Monday, February 23, 2009

This article appeared in "The Park Record" recently (18th Feruary 2009):

Nepalese artist finds serenity through craft
After five years in Park City, Kalyan Rai remains idealistic about America

By GREG MARSHALL
Of the Record staff

“Everything is global, it’s all one family,” artist Kalyan Rai explained Friday. “I revere, respect, tolerate and have a yearning for different faiths. As a tender kid, I was taught to not to be fooled. Allah, Christ, Buddha and Shiva are but the same One, born in a human form in different geographical zones, with different names.”

Today, Rai, who was born in Nepal, says that he is secular, but speaks on good authority about different cultures. He has travelled broadly for his art, work and education. Rai has exhibited and sold his abstract geometric paintings in Berkeley, Calif., Japan, Holland, Switzerland, New Zealand, Spain, Germany, and Park City.

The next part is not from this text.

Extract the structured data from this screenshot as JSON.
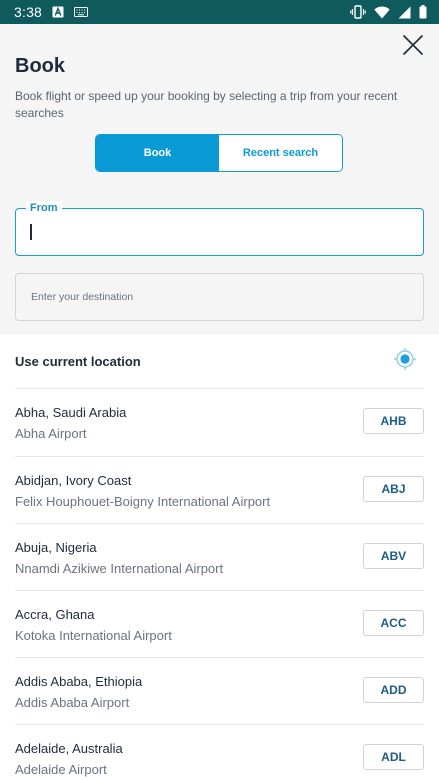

With the help of his patron and friend Jim Powell, Rai put on a solo show here in 2004 and was featured in the 2005 exhibit“Seven Painters from the Himalayan Kingdom.” He has also painted a mural for the children’s reading room at Park City Library. Rai came from a long ways off. He attended prim English boarding schools in Darjeeling (Victoria Boys' School, Kurseong : my note) , India, starting at the age of five and quickly took to painting and drawing as a way of coping with a foreign world rife with starched collared uniforms and corporeal punishment. “Any 5-year-old kid would undergo culture shock,” he said. “It was problematic for me. Art was my outlet. We find ventilation or we go crazy. Even in prison, people find art. Likewise, art became a way of expressing the inner world of myself, venting.”

He continued his studies at Visva Bharati University, a school founded by the Nobel laureate Rabindranath Tagore. After graduating, he returned to Nepal and taught art to junior high school students and American Jesuits attending seminary abroad.

When his brother, Mahendra, received a Fulbright scholarship to study urban planning at the University of California at Berkeley, Rai decided to visit. He ended up staying in California for five months. In that time, he participated in two group shows and gained formative exposure to the American art scene.

Today, Rai works in acrylic, watercolor, charcoal and pencil. He likens some of his installation art and mixed media projects to being a Buddhist monk working on sand paintings for days and months only to see it borne to nothing by the winds of diaspora.

“More and more, I find my work becoming increasingly spontaneous as I strive to reflect in my art the many facets of life,” he recently wrote. “In most cases, I put forward images reflecting my intuitions and feelings. Usually I begin with an empty mind and let the impulses flow through me. I become more of a channel or a medium to capture and express fleeting images of the spirit of life.”